A British court on Tuesday sentenced a fanatical neo-Nazi couple who named their baby son after Adolf Hitler to prison for belonging to a group banned under anti-terror laws. Adam Thomas was sentenced to six and a half years in prison and his Portuguese partner Claudia Patatas to five years in prison by judge Melbourne Inman at Birmingham Crown Court.

Thomas, 22, and Patatas, 38, were among six people sentenced for membership of National Action, which in 2016 became the first right-wing group to be banned under anti-terror laws.

In his sentencing, Inman said the group had "horrific" goals.

National Action wanted "the overthrow of democracy in this country by serious violence and murder, and the imposition of a Nazi-style state which would eradicate whole sections of society by such violence and mass-murder," Inman said.

The judge said the couple, who gave their child the middle name "Adolf", had "a long history of violent racist beliefs".

"You acted together in all you thought, said and did, in the naming of your son and the disturbing photographs of your child by symbols of Nazism and the Ku Klux Klan".

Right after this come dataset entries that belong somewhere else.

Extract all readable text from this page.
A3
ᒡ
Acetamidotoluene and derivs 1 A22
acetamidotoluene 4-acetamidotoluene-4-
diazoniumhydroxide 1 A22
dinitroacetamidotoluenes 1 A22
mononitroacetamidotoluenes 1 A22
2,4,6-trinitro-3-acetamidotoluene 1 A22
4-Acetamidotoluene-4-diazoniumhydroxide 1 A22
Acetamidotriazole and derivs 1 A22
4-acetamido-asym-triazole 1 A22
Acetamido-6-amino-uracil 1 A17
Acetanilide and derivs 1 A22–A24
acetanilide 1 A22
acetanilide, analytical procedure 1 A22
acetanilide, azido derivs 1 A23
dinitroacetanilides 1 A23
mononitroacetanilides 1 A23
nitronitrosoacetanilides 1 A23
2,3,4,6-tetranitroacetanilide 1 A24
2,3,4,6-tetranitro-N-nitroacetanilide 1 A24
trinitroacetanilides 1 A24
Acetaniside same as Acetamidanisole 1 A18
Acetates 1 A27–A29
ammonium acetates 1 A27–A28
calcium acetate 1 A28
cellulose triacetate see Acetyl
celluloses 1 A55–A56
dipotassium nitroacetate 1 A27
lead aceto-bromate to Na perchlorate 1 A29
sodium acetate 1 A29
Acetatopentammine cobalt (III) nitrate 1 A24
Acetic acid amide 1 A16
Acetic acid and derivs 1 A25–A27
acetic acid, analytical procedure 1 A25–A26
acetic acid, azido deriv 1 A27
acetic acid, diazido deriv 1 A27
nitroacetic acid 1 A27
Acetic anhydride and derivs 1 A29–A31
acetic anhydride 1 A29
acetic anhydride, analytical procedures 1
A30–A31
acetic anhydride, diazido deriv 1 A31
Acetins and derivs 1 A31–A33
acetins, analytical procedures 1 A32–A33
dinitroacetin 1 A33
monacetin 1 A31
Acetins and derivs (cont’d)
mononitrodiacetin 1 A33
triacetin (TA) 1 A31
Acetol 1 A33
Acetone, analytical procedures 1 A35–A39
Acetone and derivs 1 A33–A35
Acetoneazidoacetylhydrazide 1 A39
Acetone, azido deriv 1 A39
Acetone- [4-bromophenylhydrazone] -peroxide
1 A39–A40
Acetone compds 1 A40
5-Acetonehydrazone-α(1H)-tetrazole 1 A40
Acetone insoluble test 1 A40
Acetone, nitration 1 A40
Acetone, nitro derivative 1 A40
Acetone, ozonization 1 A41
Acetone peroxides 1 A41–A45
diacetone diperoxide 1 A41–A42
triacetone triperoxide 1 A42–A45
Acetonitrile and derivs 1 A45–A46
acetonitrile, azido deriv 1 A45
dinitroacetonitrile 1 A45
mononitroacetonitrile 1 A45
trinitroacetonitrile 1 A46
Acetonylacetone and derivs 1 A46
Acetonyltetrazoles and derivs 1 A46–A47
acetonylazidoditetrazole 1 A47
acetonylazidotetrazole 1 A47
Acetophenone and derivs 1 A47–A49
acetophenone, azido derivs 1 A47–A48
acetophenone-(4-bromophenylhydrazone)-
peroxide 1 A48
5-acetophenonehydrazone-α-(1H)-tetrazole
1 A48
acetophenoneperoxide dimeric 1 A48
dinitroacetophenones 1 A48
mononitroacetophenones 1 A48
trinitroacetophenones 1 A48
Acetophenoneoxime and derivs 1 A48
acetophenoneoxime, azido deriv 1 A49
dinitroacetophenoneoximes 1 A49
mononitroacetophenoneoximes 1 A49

Photographs recovered from their house showed Thomas cradling his newborn son while wearing the Ku Klux Klan white robe.

The couple's close friend, Darren Fletcher, who admitted National Action membership before trial, was also jailed on Tuesday for five years for the same crime.

Fletcher, 28, had taught his daughter to give a Nazi salute.

Daniel Bogunovic, 27, a leading member of National Action's Midlands chapter, was sentenced to six years and four months.

Two other men, cyber security worker Joel Wilmore, 24, and van driver Nathan Pryke, 26, were also sent to prison.